Tanika Gupta’s spirited version of Hobson’s Choice made its stage debut 16 years ago at the Young Vic. Restaged by Atri Banerjee, it is the penultimate production in a very successful season at the Royal Exchange. In this adaptation of Brighouse’s 1916 play, the action has been transported to 1980s Manchester – the Hobsons are now an Indian family, who arrived in Manchester a decade prior, following Idi Amin’s expulsion of Asians from Uganda.
Tony Jayawardena plays the self-centred, domineering, Thatcher-loving patriarch Hari Hobson who mistreats his three daughters Durga (Shalini Peiris), Sunita (Maimuna Memon) and Ruby (Safiyya Ingar). He’s a man yearning for control – he harshly admonishes his daughters and refuses to pay them for working at his shop (in this adaptation, Hobson owns a tailoring business, rather than a cobbler’s shop). When he insists that they get married in an attempt to control their increasingly rebellious behaviour, he cruelly insults his eldest daughter, the intelligent and astute Durga. Having selfishly realised his business would fail without her, he forbids Durga from getting married and brands her a spinster. It soon transpires that he has met his match as his daughters respond by playing him at his own game. Peiris gives a standout performance as Durga, who fiercely leads the power struggle that ensues, enlisting her father’s dutiful and exploited employee Ali Mossup (Esh Alladi) to be her husband and business partner.

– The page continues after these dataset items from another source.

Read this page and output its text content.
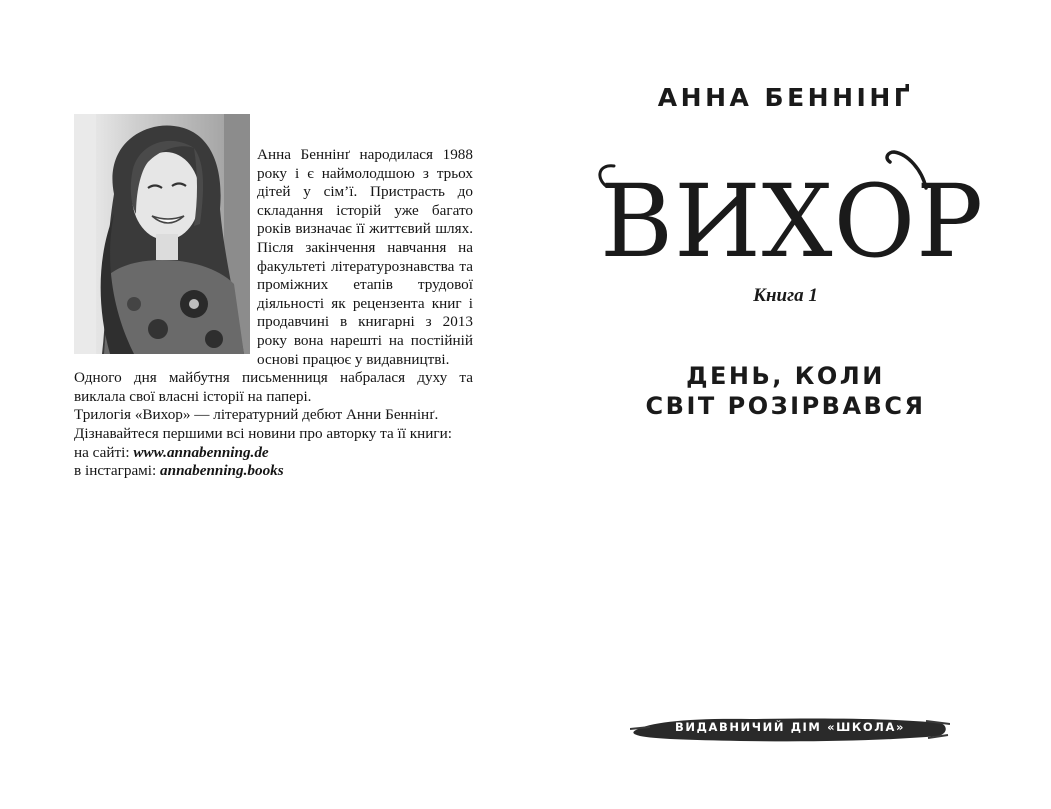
Анна Беннінґ народилася 1988 року і є наймолодшою з трьох дітей у сім’ї. Пристрасть до складання історій уже багато років визначає її життєвий шлях. Після закінчення навчання на факультеті літературознавства та проміжних етапів трудової діяльності як рецензента книг і продавчині в книгарні з 2013 року вона нарешті на постійній основі працює у видавництві.

Одного дня майбутня письменниця набралася духу та виклала свої власні історії на папері.

Трилогія «Вихор» — літературний дебют Анни Беннінґ.

Дізнавайтеся першими всі новини про авторку та її книги:

на сайті: www.annabenning.de

в інстаграмі: annabenning.books

АННА БЕННІНҐ
ВИХОР
Книга 1
ДЕНЬ, КОЛИ
СВІТ РОЗІРВАВСЯ
ВИДАВНИЧИЙ ДІМ «ШКОЛА»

Designer Rosa Maggiore’s set design is intricate and beautiful, with heaps of colourful fabrics dressing the stage, and a portrait of Tory Prime Minister Ted Heath (a man greatly admired by Hari Hobson) positioned grandly at the centre, flourished with a garland. Bollywood music and Acidhouse 80s classics are fused together to evoke the spirit of the times – it provides a stunning antecedent of the multicultural Manchester of today.
The play’s strengths undoubtedly lie in how the actors toe the fine line between comedy and drama. The comic moments are plentiful and guaranteed to induce laughter, and yet beneath the surface, the play subtly reflects on social class, the shifting position of women in society, and the brutal and bewildering experience of being an immigrant in 1980s England.
This reworked version is executed brilliantly by Atri Banerjee (who stepped in during the rehearsal stages to replace director Pooja Ghai). The plot is fast paced and full of jokes, but crucially the characters are carefully developed and subtly portrayed. Tony Jayawardena demonstrates brilliant variety, on the one hand jesting and making sardonic observations with exceptional comic timing, and only seconds later transforming into a stern and intimidating presence on stage whilst battling with his daughter. Memon as Sunita and Ingar as Ruby are convincing as both clothes- and boys- obsessed young women, but also in the tender comradery they display towards each other as they defy their father’s attempts to control them.
All in all, this adaptation of Brighouse’s popular play is finely executed – a brilliant cocktail of comic hilarity and subtle, social commentary.